In the T3 Expo Customer Service Model, design is probably the part that everyone gets the most excited about and generates a great deal of focus during the process. As mentioned in our blog about the first phase, discovery, the design phase is where we start experimenting with different flavors and textures in the kitchen, and
add some spice to really make our creation pop. This is where our beef stew gets tasty, and all the ingredients start to simmer and come together.
Many clients would equate design to the way something looks or functions. At T3, we believe it is the creative part of the process that makes everything come alive. It is truly the physical manifestation of a brand.
Design should start with an agreed upon budget that was defined in the discovery portion of the model since the budget will allow us to create using certain materials, walls or tools.
As we use notes from the discovery stage to define our design, the financial baseline we established certainly comes into play. We begin to brainstorm how to accomplish some of the objectives we outlined and what we can deliver in order for the physical manifestation of a client’s brand to take shape within the allocated and agreed upon budget parameters.
The T3 design team uses decades of our combined experiences to bring ideas to life through 3D renderings and space plans. Our main goal is to present something that fits within a budget and also accomplishes the visual and functional objectives of the space. The design process involves collaboration and revisions and we always want to ensure that both sides feel comfortable to move forward.
During this process, we carefully collaborate with our sales and design teams and strive to create concepts that address the customer’s goals through visual and interactive storytelling. This is where those shareable moments that T3 Expo always discusses becomes a reality and clients can feel great about designing moments to create attention across social media.

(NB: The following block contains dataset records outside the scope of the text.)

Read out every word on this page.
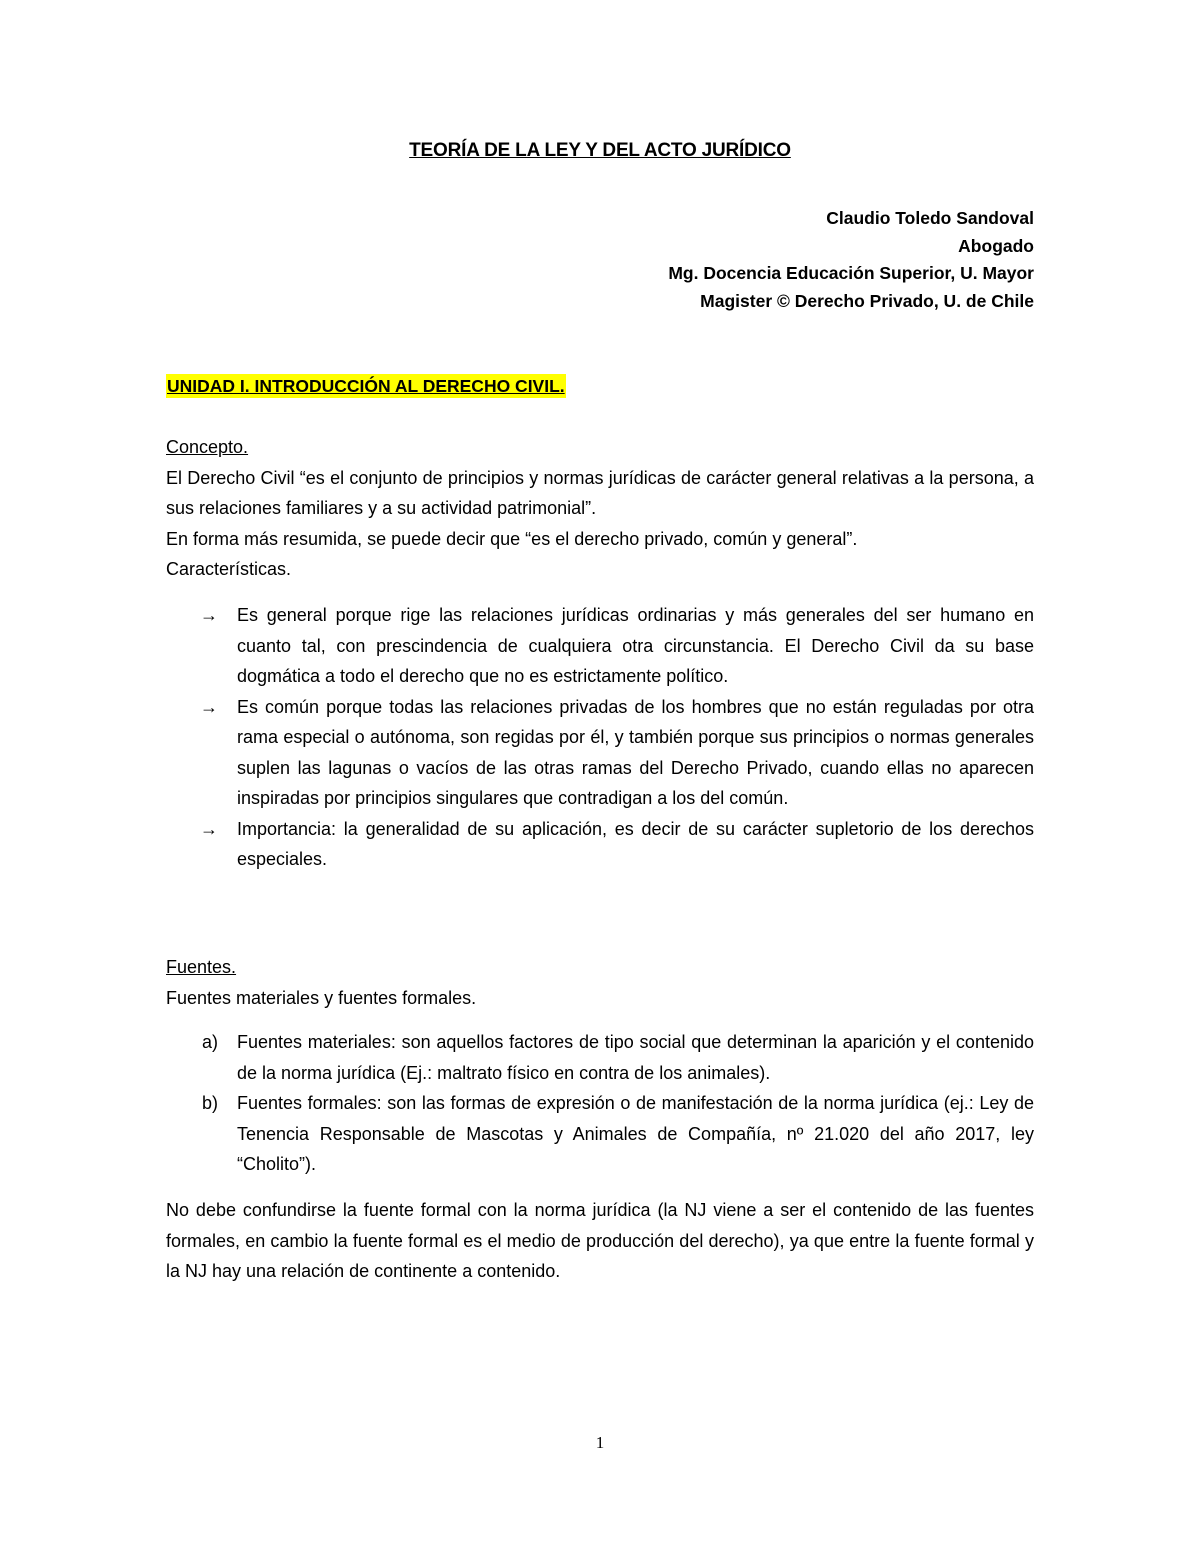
TEORÍA DE LA LEY Y DEL ACTO JURÍDICO
Claudio Toledo Sandoval
Abogado
Mg. Docencia Educación Superior, U. Mayor
Magister © Derecho Privado, U. de Chile
UNIDAD I. INTRODUCCIÓN AL DERECHO CIVIL.
Concepto.
El Derecho Civil “es el conjunto de principios y normas jurídicas de carácter general relativas a la persona, a sus relaciones familiares y a su actividad patrimonial”.
En forma más resumida, se puede decir que “es el derecho privado, común y general”.
Características.
→ Es general porque rige las relaciones jurídicas ordinarias y más generales del ser humano en cuanto tal, con prescindencia de cualquiera otra circunstancia. El Derecho Civil da su base dogmática a todo el derecho que no es estrictamente político.
→ Es común porque todas las relaciones privadas de los hombres que no están reguladas por otra rama especial o autónoma, son regidas por él, y también porque sus principios o normas generales suplen las lagunas o vacíos de las otras ramas del Derecho Privado, cuando ellas no aparecen inspiradas por principios singulares que contradigan a los del común.
→ Importancia: la generalidad de su aplicación, es decir de su carácter supletorio de los derechos especiales.
Fuentes.
Fuentes materiales y fuentes formales.
a) Fuentes materiales: son aquellos factores de tipo social que determinan la aparición y el contenido de la norma jurídica (Ej.: maltrato físico en contra de los animales).
b) Fuentes formales: son las formas de expresión o de manifestación de la norma jurídica (ej.: Ley de Tenencia Responsable de Mascotas y Animales de Compañía, nº 21.020 del año 2017, ley “Cholito”).
No debe confundirse la fuente formal con la norma jurídica (la NJ viene a ser el contenido de las fuentes formales, en cambio la fuente formal es el medio de producción del derecho), ya que entre la fuente formal y la NJ hay una relación de continente a contenido.
1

Based on the output of our discovery and working closely with the client, we send 3D renderings and the associated financial quotes to the client team for review.
After the client has a chance to review with their team, we hold a meeting to discuss the designs and estimated pricing for the areas in order to refine the scope and talk about any changes requested.
If needed, a revised design and/or quote is sent back for review and approval. We want to make sure that we can execute vision and that everyone is on the same page before we shift into the next (and last) phase of the Customer Service Model.
There are two final steps in the design process- creating Briefs and Scrums. Creating a brief is a key component of any project and allows us to together with our client to establish a communications plan to will propel us forward toward the event date.
Scrums are the refinement of the project with our internal stakeholders, usually scheduled immediately following a communication brief. The main objectives of scrums are to discuss the feedback, identify short and long-term project priorities, and brainstorm opportunities for improvement
One of the common outputs of scrums is changes to the project plan. Changes are communicated back to stakeholders with a short follow-up communication brief.
Communication is key to great design and delivering a client’s vision for their event within a budget to ultimately create a unique, memorable, shareable and branded experience. This process requires the hard work and attention of all the cooks in the kitchen and an end product of which everyone can be proud.
As this process winds down, we begin phase three: Execution.